In his eyes she saw a new flicker—amusement or irritation, maybe both. “If she had been sick, Agnes Merritt would know. She’s the chief scientist. Lanahan was a Beaker and worked for her. If there had been some precondition, Doc might have known.” He hoisted his eyebrows, pointed one bony finger. “For the record, I don’t give a fiddlefuck about bosses, and my job description does not include grief counselor. I won’t bore you with the details of my workload, but with winterover four point five days away I am well and truly—excuse my French—
fucked
, and you are keeping me from getting unfucked.”

“I’m sorry to hear that. But if you recall, it was you who asked me to come in here.”

“And if
you
recall, it was not to talk about Dr. Lanahan.”
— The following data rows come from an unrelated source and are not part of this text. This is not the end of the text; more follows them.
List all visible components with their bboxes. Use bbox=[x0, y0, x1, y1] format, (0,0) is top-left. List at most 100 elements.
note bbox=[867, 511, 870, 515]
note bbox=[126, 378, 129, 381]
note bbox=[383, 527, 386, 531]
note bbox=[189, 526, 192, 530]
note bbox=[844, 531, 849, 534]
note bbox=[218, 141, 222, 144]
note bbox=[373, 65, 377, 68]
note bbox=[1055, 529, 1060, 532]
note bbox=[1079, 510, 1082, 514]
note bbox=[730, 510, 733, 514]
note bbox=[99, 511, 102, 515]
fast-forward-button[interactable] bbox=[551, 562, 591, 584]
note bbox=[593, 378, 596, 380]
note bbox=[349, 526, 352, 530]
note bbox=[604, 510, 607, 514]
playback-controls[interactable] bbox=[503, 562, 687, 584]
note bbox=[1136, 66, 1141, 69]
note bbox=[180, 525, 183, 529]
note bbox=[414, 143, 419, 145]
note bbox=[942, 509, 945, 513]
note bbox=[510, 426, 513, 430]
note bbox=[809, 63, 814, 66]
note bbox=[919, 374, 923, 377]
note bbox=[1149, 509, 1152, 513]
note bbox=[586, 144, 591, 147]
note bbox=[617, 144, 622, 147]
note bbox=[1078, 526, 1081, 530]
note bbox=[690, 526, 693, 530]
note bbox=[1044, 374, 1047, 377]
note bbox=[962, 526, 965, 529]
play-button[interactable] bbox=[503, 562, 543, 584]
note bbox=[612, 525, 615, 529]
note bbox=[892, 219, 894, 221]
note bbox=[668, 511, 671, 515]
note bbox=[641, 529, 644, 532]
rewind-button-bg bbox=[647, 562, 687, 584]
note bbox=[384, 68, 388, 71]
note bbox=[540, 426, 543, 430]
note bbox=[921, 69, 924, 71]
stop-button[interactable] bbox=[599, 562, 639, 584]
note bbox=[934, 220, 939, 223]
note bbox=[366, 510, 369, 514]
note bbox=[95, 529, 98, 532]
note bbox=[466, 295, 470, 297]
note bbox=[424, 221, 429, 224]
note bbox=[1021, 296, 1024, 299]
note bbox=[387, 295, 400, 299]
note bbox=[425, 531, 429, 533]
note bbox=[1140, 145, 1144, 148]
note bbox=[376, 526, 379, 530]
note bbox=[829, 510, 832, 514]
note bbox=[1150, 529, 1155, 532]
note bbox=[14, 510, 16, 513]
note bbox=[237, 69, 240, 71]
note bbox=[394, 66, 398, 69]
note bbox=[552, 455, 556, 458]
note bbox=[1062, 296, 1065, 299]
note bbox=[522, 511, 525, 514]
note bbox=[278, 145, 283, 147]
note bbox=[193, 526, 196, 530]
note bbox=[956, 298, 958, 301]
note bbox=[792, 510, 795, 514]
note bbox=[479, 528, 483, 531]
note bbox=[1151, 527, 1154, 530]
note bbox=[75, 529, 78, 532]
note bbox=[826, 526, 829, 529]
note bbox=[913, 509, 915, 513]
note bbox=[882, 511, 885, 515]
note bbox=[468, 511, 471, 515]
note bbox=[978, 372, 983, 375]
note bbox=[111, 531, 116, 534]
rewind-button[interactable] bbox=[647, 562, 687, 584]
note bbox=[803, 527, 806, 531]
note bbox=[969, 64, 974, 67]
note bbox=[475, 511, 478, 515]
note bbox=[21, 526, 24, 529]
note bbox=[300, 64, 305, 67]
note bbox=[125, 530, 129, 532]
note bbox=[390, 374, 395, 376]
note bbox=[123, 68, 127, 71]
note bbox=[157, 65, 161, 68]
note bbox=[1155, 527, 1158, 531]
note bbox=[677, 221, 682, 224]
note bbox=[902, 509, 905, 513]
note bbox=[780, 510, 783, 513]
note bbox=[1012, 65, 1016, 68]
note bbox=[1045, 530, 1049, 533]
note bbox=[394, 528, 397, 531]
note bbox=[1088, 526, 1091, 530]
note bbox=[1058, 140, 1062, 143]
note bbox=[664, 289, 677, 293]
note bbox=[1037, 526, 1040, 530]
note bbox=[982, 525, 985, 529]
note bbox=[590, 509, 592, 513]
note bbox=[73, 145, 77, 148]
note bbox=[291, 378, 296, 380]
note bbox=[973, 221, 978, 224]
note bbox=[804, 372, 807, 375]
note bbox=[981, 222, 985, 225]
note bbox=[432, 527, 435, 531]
“What happened to your hands?” They were painful to look at, red and cracked, oozing.

“Pole hands. Basically zero humidity here. Skin takes a beating.”

Pole throat, Pole cold, Pole hands, she thought. What’s next? Pole brain, probably.

“It looks painful.”

“At first. Then the nerves die.”

“Good thing you don’t play piano.”

“Actually, I do. Just not allegro anymore.”

She tried to imagine him banging out show tunes at cocktail parties. The image wouldn’t gel. “That happens to everybody?”

“Pretty much. You don’t look so good yourself, Ms. Leland. Maybe you should think about catching the next flight out.”

4

IT WAS EARLY MONDAY MORNING. DON BARNARD, WHO HAD NEVER
been a late sleeper, was sitting with coffee in the study of his Silver Spring home. He was a big man, twenty pounds heavier than in his days playing tight end for the University of Virginia thirty-five years earlier. His hair and mustache were both white and the skin of his face was heavily creased from squinting in the bright sun while sailing on the Chesapeake Bay. His wife, Lucianne, was still in bed.